Even if AGI is actually possible with LLMs (or at all, but I'm not trying to start a discussion on metaphysics here), it looks like the capital needed to achieve it is drying up before it can be reached. Anthropic's move here (combined with them handicapping Opus 4.6 a few weeks ago) seems to clearly be an attempt to achieve profitability. The free/subsidized rate train for end users has pulled into the station, and now you have to pay more for the same (or worse) capabilities you were enjoying before.

I normally don't care much for the median Hacker News commenter (if me calling it Orange Reddit didn't already give that away), but I do find them to be a useful barometer for general sentiment in the tech industry. And a few months ago I would have said roughly 60% of HN users were AI believers/enthusiasts, 20% neutral or unsure, and 20% anti/negative. Anthropic's antics over the last few months (and Sam Altman's antics for his entire life) seem to have soured their views significantly, and I see this as a big sign of a sea change in sentiment about AI in the tech industry.

At least for me personally, I just hope this leads to less retarded mandates from my higher-ups about using AI X times a month etc. (we're literally tracked on usage and it can affect our raises/bonuses).

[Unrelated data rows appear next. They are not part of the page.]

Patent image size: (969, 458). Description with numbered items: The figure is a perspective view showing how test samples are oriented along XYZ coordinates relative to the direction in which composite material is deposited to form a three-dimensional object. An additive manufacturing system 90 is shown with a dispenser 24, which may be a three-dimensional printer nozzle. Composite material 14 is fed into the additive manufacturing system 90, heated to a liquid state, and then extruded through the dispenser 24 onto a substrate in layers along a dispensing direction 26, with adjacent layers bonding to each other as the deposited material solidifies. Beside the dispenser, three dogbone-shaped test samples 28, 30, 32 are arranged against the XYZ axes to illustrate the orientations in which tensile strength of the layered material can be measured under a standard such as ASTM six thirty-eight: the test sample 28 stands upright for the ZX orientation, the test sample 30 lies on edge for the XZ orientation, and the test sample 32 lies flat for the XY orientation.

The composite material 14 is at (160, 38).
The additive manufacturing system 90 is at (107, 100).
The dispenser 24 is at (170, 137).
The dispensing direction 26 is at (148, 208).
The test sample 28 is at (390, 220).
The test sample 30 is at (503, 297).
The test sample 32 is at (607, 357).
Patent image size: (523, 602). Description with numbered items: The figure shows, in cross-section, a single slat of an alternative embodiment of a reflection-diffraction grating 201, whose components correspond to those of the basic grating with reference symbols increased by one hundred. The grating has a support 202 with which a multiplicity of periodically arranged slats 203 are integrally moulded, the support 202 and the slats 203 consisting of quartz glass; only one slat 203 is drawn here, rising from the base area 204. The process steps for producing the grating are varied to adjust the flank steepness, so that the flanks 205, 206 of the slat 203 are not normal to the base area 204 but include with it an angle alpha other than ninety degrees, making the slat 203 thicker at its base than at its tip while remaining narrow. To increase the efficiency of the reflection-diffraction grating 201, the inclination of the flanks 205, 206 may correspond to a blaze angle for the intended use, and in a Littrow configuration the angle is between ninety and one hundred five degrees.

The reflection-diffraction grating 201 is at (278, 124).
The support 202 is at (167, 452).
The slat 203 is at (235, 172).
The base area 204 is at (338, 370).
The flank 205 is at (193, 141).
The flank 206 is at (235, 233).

For everyone here, nut perhaps especially the AGI believers, have your feelings changed at all over the last few months?

I don't really see what this is supposed to prove one way or the other. You are still stuck in the timescale framing of the most fervent AI bros. Opus 4.6 came out in February, 2 months ago. So what if Opus 4.7 is not a revolutionary upgrade? If AI were truly stagnant, we won't really find out until someone posts in 2028 that Opus 6.7 is only a marginal upgrade over Opus 4.7.

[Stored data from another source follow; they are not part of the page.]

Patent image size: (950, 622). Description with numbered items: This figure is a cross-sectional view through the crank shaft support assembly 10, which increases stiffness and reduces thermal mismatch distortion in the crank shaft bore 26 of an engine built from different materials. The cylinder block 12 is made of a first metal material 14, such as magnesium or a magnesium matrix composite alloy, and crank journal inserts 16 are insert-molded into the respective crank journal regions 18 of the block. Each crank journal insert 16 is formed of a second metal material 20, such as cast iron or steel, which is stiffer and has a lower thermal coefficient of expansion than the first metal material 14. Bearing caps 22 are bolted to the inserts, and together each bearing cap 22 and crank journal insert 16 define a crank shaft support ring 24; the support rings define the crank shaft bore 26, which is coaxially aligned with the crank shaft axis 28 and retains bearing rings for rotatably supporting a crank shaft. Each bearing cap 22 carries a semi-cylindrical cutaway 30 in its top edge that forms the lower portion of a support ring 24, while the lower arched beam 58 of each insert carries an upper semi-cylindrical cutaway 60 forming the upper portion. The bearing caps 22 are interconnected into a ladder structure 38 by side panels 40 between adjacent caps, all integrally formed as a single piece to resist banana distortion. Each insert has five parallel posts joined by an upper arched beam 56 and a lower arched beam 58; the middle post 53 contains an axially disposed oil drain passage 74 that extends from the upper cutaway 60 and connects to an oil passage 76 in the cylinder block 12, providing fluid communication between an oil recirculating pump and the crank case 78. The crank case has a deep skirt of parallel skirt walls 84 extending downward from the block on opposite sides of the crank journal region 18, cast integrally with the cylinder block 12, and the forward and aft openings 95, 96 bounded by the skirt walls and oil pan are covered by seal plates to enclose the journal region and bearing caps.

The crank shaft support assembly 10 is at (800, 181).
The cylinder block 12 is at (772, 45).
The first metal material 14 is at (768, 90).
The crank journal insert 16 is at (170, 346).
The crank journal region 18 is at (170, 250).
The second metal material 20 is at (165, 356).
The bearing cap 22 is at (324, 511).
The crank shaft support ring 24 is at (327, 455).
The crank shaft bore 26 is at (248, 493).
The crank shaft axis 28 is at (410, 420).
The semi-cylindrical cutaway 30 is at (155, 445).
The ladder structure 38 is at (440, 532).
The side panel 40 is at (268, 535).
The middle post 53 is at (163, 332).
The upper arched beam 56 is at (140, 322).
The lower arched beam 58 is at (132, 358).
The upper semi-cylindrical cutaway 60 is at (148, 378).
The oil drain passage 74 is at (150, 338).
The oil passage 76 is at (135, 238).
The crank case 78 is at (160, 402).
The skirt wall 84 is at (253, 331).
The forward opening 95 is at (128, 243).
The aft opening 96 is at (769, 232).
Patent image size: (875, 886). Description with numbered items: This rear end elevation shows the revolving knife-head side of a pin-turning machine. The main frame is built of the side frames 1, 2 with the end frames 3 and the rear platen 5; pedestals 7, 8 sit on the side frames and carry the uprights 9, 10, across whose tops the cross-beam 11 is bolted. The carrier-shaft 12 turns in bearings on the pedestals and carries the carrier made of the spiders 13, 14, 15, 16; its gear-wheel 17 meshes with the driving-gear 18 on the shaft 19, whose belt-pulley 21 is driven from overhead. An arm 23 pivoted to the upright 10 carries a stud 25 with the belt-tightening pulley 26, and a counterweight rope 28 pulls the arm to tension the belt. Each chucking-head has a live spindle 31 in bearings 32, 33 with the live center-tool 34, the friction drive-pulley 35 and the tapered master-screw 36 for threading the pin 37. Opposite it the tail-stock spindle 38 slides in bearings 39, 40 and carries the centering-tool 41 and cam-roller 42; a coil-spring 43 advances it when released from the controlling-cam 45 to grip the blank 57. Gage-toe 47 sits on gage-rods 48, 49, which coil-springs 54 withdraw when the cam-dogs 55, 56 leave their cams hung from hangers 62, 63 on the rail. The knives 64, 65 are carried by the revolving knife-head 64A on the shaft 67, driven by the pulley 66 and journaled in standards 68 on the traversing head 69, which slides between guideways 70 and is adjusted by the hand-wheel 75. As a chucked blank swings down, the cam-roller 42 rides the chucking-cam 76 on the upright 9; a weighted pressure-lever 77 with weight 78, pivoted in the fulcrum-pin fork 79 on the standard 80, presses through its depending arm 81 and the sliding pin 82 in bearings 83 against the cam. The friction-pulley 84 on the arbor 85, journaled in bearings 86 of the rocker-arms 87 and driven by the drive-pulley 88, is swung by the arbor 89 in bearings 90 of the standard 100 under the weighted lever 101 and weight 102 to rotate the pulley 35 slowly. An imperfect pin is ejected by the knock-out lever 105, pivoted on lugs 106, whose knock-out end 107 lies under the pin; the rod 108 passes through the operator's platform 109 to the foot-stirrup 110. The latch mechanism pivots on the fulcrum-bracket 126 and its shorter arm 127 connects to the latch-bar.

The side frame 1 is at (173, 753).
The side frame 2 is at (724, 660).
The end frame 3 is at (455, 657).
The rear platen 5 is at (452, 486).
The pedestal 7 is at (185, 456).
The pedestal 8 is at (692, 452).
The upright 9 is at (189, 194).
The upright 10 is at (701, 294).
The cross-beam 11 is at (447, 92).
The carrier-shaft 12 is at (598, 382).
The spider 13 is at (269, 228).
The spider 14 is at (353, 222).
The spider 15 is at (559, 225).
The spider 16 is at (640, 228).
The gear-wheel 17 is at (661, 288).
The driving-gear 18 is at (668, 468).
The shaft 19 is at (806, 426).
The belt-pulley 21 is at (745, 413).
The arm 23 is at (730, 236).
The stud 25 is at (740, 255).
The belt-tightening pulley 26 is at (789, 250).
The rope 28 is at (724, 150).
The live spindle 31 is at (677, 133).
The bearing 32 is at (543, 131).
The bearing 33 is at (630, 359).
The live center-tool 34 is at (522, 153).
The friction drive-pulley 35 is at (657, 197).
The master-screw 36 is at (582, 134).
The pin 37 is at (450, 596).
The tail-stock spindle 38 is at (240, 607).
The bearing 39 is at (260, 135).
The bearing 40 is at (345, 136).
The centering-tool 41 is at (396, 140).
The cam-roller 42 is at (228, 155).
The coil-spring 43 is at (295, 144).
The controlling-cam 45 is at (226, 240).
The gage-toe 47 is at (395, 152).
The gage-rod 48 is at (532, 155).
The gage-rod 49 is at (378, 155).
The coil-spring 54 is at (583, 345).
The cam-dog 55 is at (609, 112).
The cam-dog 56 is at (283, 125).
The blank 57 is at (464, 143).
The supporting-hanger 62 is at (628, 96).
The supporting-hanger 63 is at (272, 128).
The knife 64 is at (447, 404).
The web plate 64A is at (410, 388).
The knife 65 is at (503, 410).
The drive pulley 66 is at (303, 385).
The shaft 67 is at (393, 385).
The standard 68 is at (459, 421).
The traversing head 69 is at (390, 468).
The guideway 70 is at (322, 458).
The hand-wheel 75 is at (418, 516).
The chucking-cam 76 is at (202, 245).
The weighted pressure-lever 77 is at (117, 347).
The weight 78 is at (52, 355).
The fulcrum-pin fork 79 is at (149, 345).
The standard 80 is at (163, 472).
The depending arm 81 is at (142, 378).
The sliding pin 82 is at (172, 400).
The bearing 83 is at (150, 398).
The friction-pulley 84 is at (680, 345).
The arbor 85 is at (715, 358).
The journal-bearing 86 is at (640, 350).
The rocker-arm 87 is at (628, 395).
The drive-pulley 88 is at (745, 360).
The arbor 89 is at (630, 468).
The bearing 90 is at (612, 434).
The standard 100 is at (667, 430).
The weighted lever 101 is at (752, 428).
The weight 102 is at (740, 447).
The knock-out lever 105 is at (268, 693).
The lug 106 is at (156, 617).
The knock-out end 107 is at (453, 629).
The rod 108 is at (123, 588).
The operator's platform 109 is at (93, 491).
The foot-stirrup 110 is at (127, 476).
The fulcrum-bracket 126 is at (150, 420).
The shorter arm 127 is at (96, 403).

I think you misunderstand my argument. I'm not arguing that AGI is impossible based on this (though I don't believe it's possible). I'm arguing that this is a strong sign that VC money is drying up before they could ever conceivably achieve AGI (even if it is possible).

Anthropic raised $30 billion two months ago, their problem isn’t lack of money. All the VC money in the world won’t solve a bad engineering culture.

Sure, but they're on track to burn $11 billion this year in expenses, and more in the future, so that's not going to last too long

$11 billion this year in expenses

...and $14 billion in revenue assuming zero growth. Or closer to $35B if their 10x/yr trajectory continues.

If that were the end of the story it wouldn't be an issue. It's that it evidently uses significantly more computing power than the performance improvement would suggest, raising the spectre of rapidly diminishing returns.

It seems to me this also has financial implications. If you are paying per token, and the model's benchmark performance increases slightly, but its token cost to reach those higher benchmarks increases tremendously, suddenly you're paying a lot more to do, at best, slightly more.

If Anthropic is making margin on the token cost, then this is an improvement from their financial point of view, right?